Scientific Controversy.
The medieval Christian church accepted Genesis as the complete story of creation. The story of Noah and the flood accounted for the existence of the different human races and the animals and plants found in the familiar world. As formal science developed, however, and the thought of the Greeks, particularly that of Aristotle ( see Greek Philosophy ) , was recovered in the West about 1200, questions arose concerning the evidence of personal observation. Humanity as the center of the universe, for example, could not be accepted if the earth revolved about the sun, as proposed by the Polish astronomer Nicolaus Copernicus in the 16th century and refined by the German and Italian astronomers, respectively, Johannes Kepler and Galileo. Galileo was judged a heretic, but his observations could not be ignored. By the 17th century Western philosophers such as the Deists and Rene Descartes of France had laid the basis for what may be called the argument from design for the existence and nature of god. In simple form, this argument could be phrased in an analogy between the world and a clock. Even if one disbelieved the biblical account of creation, the intricacy of the operations of the world seemed to indicate the necessity for a supreme designer, something like a watchmaker, who set the mechanism going and regulated it if necessary. Explanations of the mechanics of the physical universe by the English mathematician and physicist Isaac Newton and others were accepted more or less readily in the 18th century. But discoveries in geology, and the growing possibility that the earth might be older than the 6000 years postulated by the Irish archbishop James Ussher ( see Chronology ) in the 17th century, disturbed traditionalists. Even more disturbing was the speculation that led to the evolutionary theories of Charles Darwin ( see Evolution ). The physical world, animal life, and even human beings were, according to this thesis, the product of gradual development, and specific creation was at least implicitly denied.

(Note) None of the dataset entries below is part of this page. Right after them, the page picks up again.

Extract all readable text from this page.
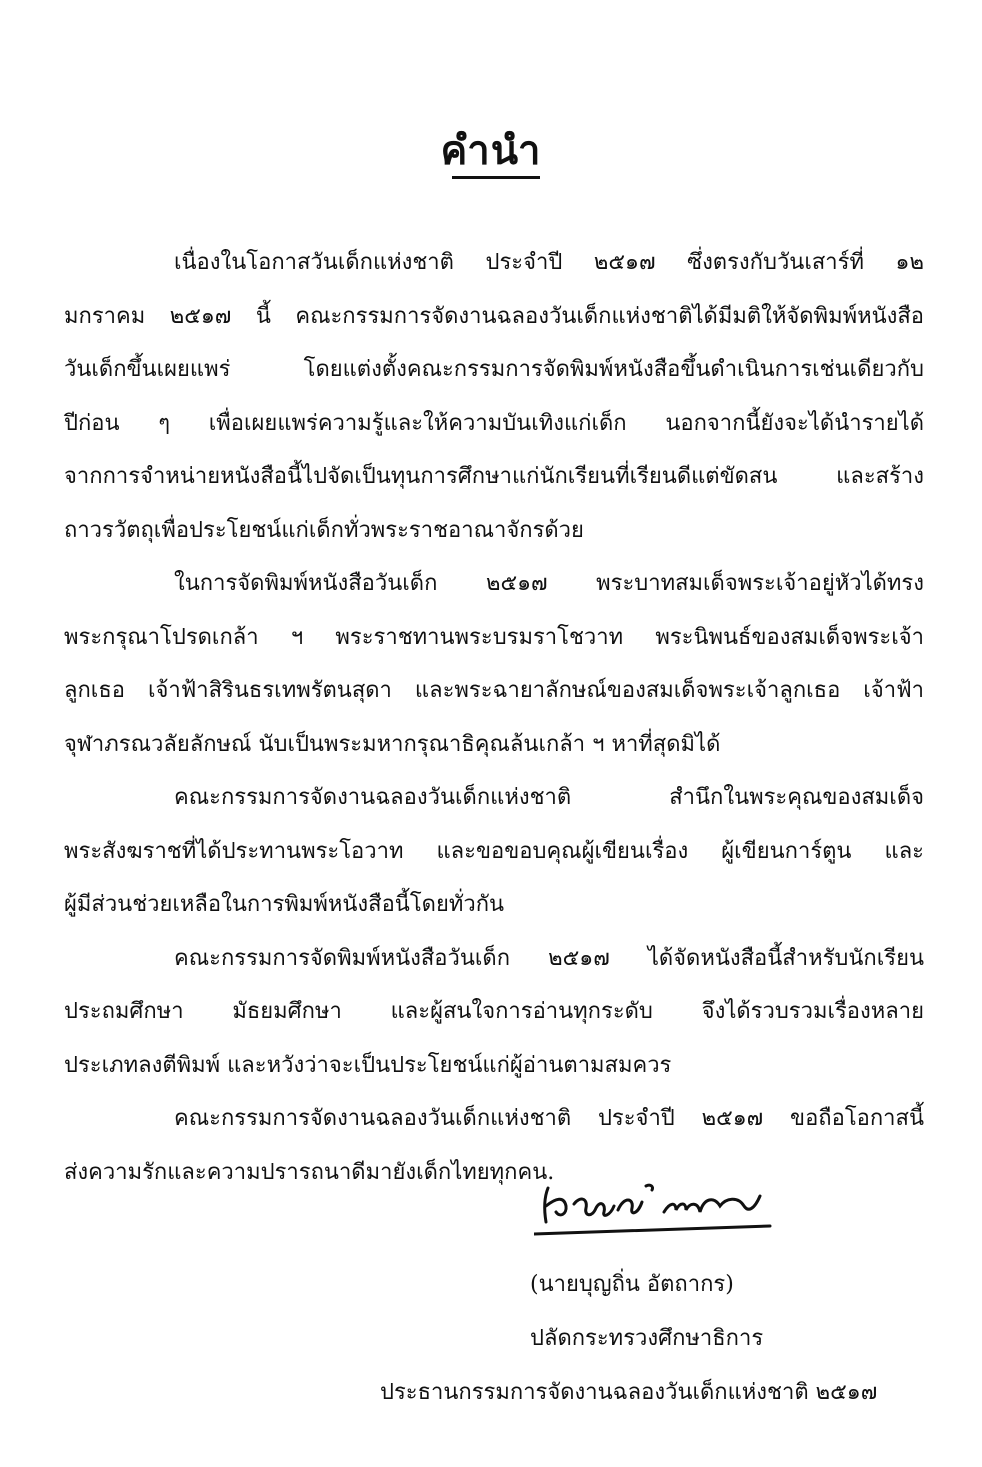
คำนำ

เนื่องในโอกาสวันเด็กแห่งชาติ ประจำปี ๒๕๑๗ ซึ่งตรงกับวันเสาร์ที่ ๑๒
มกราคม ๒๕๑๗ นี้ คณะกรรมการจัดงานฉลองวันเด็กแห่งชาติได้มีมติให้จัดพิมพ์หนังสือ
วันเด็กขึ้นเผยแพร่ โดยแต่งตั้งคณะกรรมการจัดพิมพ์หนังสือขึ้นดำเนินการเช่นเดียวกับ
ปีก่อน ๆ เพื่อเผยแพร่ความรู้และให้ความบันเทิงแก่เด็ก นอกจากนี้ยังจะได้นำรายได้
จากการจำหน่ายหนังสือนี้ไปจัดเป็นทุนการศึกษาแก่นักเรียนที่เรียนดีแต่ขัดสน และสร้าง
ถาวรวัตถุเพื่อประโยชน์แก่เด็กทั่วพระราชอาณาจักรด้วย

ในการจัดพิมพ์หนังสือวันเด็ก ๒๕๑๗ พระบาทสมเด็จพระเจ้าอยู่หัวได้ทรง
พระกรุณาโปรดเกล้า ฯ พระราชทานพระบรมราโชวาท พระนิพนธ์ของสมเด็จพระเจ้า
ลูกเธอ เจ้าฟ้าสิรินธรเทพรัตนสุดา และพระฉายาลักษณ์ของสมเด็จพระเจ้าลูกเธอ เจ้าฟ้า
จุฬาภรณวลัยลักษณ์ นับเป็นพระมหากรุณาธิคุณล้นเกล้า ฯ หาที่สุดมิได้

คณะกรรมการจัดงานฉลองวันเด็กแห่งชาติ สำนึกในพระคุณของสมเด็จ
พระสังฆราชที่ได้ประทานพระโอวาท และขอขอบคุณผู้เขียนเรื่อง ผู้เขียนการ์ตูน และ
ผู้มีส่วนช่วยเหลือในการพิมพ์หนังสือนี้โดยทั่วกัน

คณะกรรมการจัดพิมพ์หนังสือวันเด็ก ๒๕๑๗ ได้จัดหนังสือนี้สำหรับนักเรียน
ประถมศึกษา มัธยมศึกษา และผู้สนใจการอ่านทุกระดับ จึงได้รวบรวมเรื่องหลาย
ประเภทลงตีพิมพ์ และหวังว่าจะเป็นประโยชน์แก่ผู้อ่านตามสมควร

คณะกรรมการจัดงานฉลองวันเด็กแห่งชาติ ประจำปี ๒๕๑๗ ขอถือโอกาสนี้
ส่งความรักและความปรารถนาดีมายังเด็กไทยทุกคน.

(นายบุญถิ่น อัตถากร)
ปลัดกระทรวงศึกษาธิการ
ประธานกรรมการจัดงานฉลองวันเด็กแห่งชาติ ๒๕๑๗
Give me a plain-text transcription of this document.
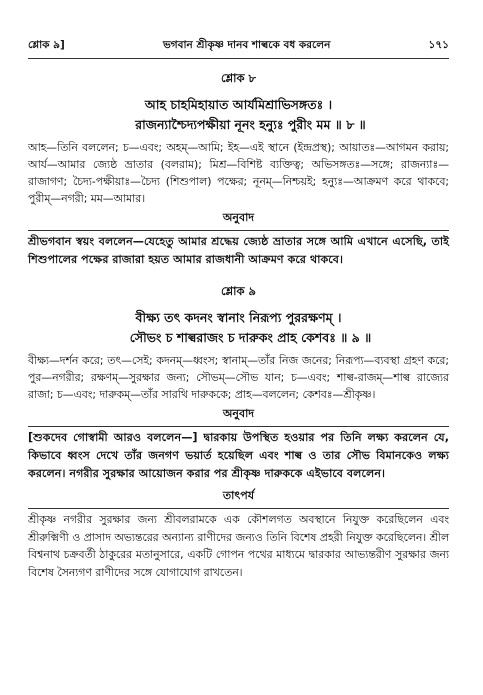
শ্লোক ৯]	ভগবান শ্রীকৃষ্ণ দানব শাল্বকে বধ করলেন	১৭১
শ্লোক ৮
আহ চাহমিহায়াত আর্যমিশ্রাভিসঙ্গতঃ ।
রাজন্যাশ্চৈদ্যপক্ষীয়া নূনং হন্যুঃ পুরীং মম ॥ ৮ ॥
আহ—তিনি বললেন; চ—এবং; অহম্—আমি; ইহ—এই স্থানে (ইন্দ্রপ্রস্থ); আয়াতঃ—আগমন করায়; আর্য—আমার জ্যেষ্ঠ ভ্রাতার (বলরাম); মিশ্র—বিশিষ্ট ব্যক্তিত্ব; অভিসঙ্গতঃ—সঙ্গে; রাজন্যাঃ—রাজাগণ; চৈদ্য-পক্ষীয়াঃ—চৈদ্য (শিশুপাল) পক্ষের; নূনম্—নিশ্চয়ই; হন্যুঃ—আক্রমণ করে থাকবে; পুরীম্—নগরী; মম—আমার।
অনুবাদ
শ্রীভগবান স্বয়ং বললেন—যেহেতু আমার শ্রদ্ধেয় জ্যেষ্ঠ ভ্রাতার সঙ্গে আমি এখানে এসেছি, তাই শিশুপালের পক্ষের রাজারা হয়ত আমার রাজধানী আক্রমণ করে থাকবে।
শ্লোক ৯
বীক্ষ্য তৎ কদনং স্বানাং নিরূপ্য পুররক্ষণম্ ।
সৌভং চ শাল্বরাজং চ দারুকং প্রাহ কেশবঃ ॥ ৯ ॥
বীক্ষ্য—দর্শন করে; তৎ—সেই; কদনম্—ধ্বংস; স্বানাম্—তাঁর নিজ জনের; নিরূপ্য—ব্যবস্থা গ্রহণ করে; পুর—নগরীর; রক্ষণম্—সুরক্ষার জন্য; সৌভম্—সৌভ যান; চ—এবং; শাল্ব-রাজম্—শাল্ব রাজ্যের রাজা; চ—এবং; দারুকম্—তাঁর সারথি দারুককে; প্রাহ—বললেন; কেশবঃ—শ্রীকৃষ্ণ।
অনুবাদ
[শুকদেব গোস্বামী আরও বললেন—] দ্বারকায় উপস্থিত হওয়ার পর তিনি লক্ষ্য করলেন যে, কিভাবে ধ্বংস দেখে তাঁর জনগণ ভয়ার্ত হয়েছিল এবং শাল্ব ও তার সৌভ বিমানকেও লক্ষ্য করলেন। নগরীর সুরক্ষার আয়োজন করার পর শ্রীকৃষ্ণ দারুককে এইভাবে বললেন।
তাৎপর্য
শ্রীকৃষ্ণ নগরীর সুরক্ষার জন্য শ্রীবলরামকে এক কৌশলগত অবস্থানে নিযুক্ত করেছিলেন এবং শ্রীরুক্মিণী ও প্রাসাদ অভ্যন্তরের অন্যান্য রাণীদের জন্যও তিনি বিশেষ প্রহরী নিযুক্ত করেছিলেন। শ্রীল বিশ্বনাথ চক্রবর্তী ঠাকুরের মতানুসারে, একটি গোপন পথের মাধ্যমে দ্বারকার আভ্যন্তরীণ সুরক্ষার জন্য বিশেষ সৈন্যগণ রাণীদের সঙ্গে যোগাযোগ রাখতেন।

Biblical criticism ( see Biblical Scholarship ) in the late 19th century cast further doubt on the inerrancy of the Bible. In reaction, Pope Pius X condemned Modernism (q.v.) in 1907. In the 1920s American fundamentalists intensified their criticism of scientific theories of evolution and actively opposed the teaching of Darwinism in public schools ( see Fundamentalism ). In the later years of the 20th century, moreover, a conservative resurgence in the U.S. brought wide publicity for a view that became known as scientific creationism. Creationists claim that the evidence for evolutionary science is flawed, that the biblical account of creation can be proved scientifically, and that either both theories should be taught in American schools or neither should be. Amid much controversy, legislation mandating equal treatment for both was adopted in Arkansas and Louisiana in 1981, but was overturned in 1982. The U.S. Supreme Court in 1987 ruled that the Louisiana legislation serves a religious purpose and, thus, violates the constitutional principle of separation of church and state.